Hogans v. City of Columbus

14 Ohio N.P. (n.s.) 33

This text of 14 Ohio N.P. (n.s.) 33 (Hogans v. City of Columbus) is published on Counsel Stack Legal Research, covering Court of Common Pleas of Ohio, Franklin County, Civil Division primary law. Counsel Stack provides free access to over 12 million legal documents including statutes, case law, regulations, and constitutions.

Bluebook
Hogans v. City of Columbus, 14 Ohio N.P. (n.s.) 33 (Ohio Super. Ct. 1912).

Opinion

Kinkead, J.

This is a proceeding in error seeking to reverse a conviction under the new municipal ordinance requiring that all vehicles going in the same direction with street cars shall not pass while passengers are getting off or on the street cars until the vehicle has first come to a full stop.

It is claimed that the conviction, was unwarranted because it is constitutionally invalid.

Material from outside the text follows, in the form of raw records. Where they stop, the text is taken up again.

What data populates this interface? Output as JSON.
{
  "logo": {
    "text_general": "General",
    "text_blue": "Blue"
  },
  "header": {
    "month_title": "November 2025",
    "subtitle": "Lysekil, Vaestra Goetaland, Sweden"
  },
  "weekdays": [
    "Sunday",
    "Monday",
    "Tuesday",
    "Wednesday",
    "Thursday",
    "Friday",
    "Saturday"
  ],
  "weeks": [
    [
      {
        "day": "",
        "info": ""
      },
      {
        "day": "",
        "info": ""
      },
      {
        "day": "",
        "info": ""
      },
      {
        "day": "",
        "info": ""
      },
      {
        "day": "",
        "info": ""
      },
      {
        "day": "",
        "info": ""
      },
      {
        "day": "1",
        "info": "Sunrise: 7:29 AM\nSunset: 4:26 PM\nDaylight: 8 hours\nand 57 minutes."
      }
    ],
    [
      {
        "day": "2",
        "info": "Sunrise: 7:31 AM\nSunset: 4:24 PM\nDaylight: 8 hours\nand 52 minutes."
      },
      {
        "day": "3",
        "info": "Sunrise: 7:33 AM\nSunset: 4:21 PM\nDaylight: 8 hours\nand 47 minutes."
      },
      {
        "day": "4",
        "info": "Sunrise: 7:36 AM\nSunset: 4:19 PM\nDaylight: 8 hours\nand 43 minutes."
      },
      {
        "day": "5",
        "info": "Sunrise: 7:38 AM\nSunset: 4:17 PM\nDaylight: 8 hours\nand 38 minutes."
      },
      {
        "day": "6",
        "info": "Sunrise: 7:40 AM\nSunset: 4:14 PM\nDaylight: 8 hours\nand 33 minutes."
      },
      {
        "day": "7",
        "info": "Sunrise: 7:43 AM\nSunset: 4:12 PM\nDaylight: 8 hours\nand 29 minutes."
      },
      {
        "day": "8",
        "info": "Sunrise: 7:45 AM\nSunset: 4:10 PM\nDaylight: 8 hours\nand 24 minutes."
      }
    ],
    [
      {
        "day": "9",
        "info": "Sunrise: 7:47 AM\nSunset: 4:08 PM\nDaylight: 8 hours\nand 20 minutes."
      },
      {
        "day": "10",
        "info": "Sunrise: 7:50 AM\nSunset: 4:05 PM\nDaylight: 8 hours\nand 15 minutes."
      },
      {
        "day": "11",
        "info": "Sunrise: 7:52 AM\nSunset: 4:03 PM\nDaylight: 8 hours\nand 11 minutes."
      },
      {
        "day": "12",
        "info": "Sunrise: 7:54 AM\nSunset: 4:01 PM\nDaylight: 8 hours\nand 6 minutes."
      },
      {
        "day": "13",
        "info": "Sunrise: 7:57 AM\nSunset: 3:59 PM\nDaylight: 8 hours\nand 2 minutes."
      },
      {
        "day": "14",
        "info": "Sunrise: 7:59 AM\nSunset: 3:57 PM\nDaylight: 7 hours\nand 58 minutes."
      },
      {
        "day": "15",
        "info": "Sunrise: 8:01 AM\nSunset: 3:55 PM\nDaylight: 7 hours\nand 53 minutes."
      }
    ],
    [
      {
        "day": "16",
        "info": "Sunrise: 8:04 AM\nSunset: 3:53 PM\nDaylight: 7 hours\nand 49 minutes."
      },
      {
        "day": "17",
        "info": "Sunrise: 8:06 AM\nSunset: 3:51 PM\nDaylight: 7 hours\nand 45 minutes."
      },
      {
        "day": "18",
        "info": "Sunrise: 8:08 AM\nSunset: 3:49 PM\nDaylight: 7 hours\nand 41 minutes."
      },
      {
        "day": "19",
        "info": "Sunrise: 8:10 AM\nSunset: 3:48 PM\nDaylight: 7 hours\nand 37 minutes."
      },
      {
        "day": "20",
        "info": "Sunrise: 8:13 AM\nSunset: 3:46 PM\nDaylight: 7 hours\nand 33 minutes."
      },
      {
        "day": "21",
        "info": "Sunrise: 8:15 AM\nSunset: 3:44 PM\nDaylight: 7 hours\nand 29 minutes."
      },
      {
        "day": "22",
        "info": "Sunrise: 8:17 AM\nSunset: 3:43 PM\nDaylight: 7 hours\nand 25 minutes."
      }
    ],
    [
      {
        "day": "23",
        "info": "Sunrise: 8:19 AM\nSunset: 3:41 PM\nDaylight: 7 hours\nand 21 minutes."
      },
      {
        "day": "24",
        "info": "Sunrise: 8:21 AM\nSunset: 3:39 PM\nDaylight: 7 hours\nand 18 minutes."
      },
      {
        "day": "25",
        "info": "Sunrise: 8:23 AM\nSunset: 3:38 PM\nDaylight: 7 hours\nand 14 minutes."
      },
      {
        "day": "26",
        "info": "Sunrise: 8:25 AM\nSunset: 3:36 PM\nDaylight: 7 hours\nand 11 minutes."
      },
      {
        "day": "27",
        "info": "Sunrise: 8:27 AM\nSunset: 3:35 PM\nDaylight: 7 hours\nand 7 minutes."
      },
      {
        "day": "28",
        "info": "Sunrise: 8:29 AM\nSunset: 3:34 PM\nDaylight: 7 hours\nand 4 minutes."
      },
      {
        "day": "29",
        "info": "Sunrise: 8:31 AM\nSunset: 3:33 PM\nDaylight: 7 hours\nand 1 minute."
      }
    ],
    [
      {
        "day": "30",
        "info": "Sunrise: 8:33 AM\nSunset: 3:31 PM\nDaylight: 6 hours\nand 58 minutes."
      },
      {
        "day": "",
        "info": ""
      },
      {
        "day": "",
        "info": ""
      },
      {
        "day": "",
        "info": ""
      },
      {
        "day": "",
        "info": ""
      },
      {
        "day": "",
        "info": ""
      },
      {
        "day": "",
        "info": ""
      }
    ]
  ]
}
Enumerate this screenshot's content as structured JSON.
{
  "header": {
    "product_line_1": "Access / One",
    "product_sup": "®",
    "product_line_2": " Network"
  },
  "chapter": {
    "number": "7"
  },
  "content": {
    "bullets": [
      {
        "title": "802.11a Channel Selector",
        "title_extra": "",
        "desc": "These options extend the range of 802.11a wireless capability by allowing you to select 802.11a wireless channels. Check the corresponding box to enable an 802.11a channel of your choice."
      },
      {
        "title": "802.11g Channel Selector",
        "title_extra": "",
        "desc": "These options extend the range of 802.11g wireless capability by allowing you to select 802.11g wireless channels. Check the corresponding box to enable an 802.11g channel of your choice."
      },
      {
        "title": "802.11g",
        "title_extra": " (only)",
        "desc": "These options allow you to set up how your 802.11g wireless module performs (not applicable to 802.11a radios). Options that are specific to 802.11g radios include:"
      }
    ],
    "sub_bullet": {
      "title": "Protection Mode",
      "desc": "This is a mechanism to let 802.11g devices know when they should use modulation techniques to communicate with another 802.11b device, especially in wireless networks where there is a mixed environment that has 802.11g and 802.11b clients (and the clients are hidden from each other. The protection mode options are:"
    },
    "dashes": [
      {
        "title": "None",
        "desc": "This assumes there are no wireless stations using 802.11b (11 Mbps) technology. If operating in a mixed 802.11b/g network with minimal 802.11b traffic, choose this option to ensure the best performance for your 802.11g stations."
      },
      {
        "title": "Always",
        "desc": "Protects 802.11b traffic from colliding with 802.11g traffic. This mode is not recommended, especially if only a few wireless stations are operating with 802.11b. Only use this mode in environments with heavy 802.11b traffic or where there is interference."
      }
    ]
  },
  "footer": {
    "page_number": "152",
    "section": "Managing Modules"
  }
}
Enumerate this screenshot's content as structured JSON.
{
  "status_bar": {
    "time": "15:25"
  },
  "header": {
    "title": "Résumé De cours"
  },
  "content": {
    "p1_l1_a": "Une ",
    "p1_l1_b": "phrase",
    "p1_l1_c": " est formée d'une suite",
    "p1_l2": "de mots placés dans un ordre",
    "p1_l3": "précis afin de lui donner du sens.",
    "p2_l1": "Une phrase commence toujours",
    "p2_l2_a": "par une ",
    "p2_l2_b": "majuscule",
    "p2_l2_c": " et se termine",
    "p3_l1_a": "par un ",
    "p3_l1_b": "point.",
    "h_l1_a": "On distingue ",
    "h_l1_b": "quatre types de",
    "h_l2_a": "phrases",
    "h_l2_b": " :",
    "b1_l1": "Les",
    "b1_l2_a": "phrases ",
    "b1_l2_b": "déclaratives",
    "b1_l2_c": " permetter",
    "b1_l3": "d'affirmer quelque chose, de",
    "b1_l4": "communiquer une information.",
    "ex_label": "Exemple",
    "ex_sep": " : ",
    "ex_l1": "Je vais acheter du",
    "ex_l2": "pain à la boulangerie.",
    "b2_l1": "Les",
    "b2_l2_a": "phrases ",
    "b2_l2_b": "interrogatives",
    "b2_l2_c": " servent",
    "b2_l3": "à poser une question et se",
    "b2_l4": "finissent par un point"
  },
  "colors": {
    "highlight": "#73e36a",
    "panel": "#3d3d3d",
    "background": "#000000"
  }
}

The ordinance is as follows:

“Section 30. All vehicles going in the same direction with street cars, within the corporation limits of the city, shall not [34]*34pass between the street car and curb while passengers are getting off or on said street cars, until the vehicle has first come to a full stop.”

This was intended as a police regulation for the convenience and safety of persons who are in fact pedestrians who have either just been passengers on a street car, or who are intending to become such and designed to protect them from injury from reckless or careless drivers.

The action of council was within express power conferred by Section 3632 of the General Code. This provision gives general power not only to regulate the use of vehicles, but the use of the streets as well.

Some courts urge with considerable force that whether a particular regulation falls within the scope of police power is a judicial question; but if if is, whether it is reasonable or not is not a judicial question. It is insisted and held by such courts that where the power is specifically conferred on a municipality, the question whether a regulation is reasonable can no more be raised as to effect its validity than it could be contended that the statute .conferring the power could be questioned. The claim is that the right asserted to declare a municipal ordinance invalid is limited to ordinances passed under the implied or incidental powers of the municipality, and that the discretion is not subject to judicial control unless the power violates some constitutional provision. 28 Cyc., 704; Darlington v. Ward, 48 S. C., 570 (38 L. R. A., 326); Shea v. City, 148 Ind., 14; Railroad v. Harrington, 131 Ind., 420; State v. Mott, 60 N. J. L., 413; Railway v. Maysville, 69 S. W., 728 (24 Ky. L. Rep., 615); Chimene v. Baker, 32 Tex. Cir. App., 520; Hot Springs v. Curry, 64 Ark., 152; Com. v. Watson, 109 Mass., 355.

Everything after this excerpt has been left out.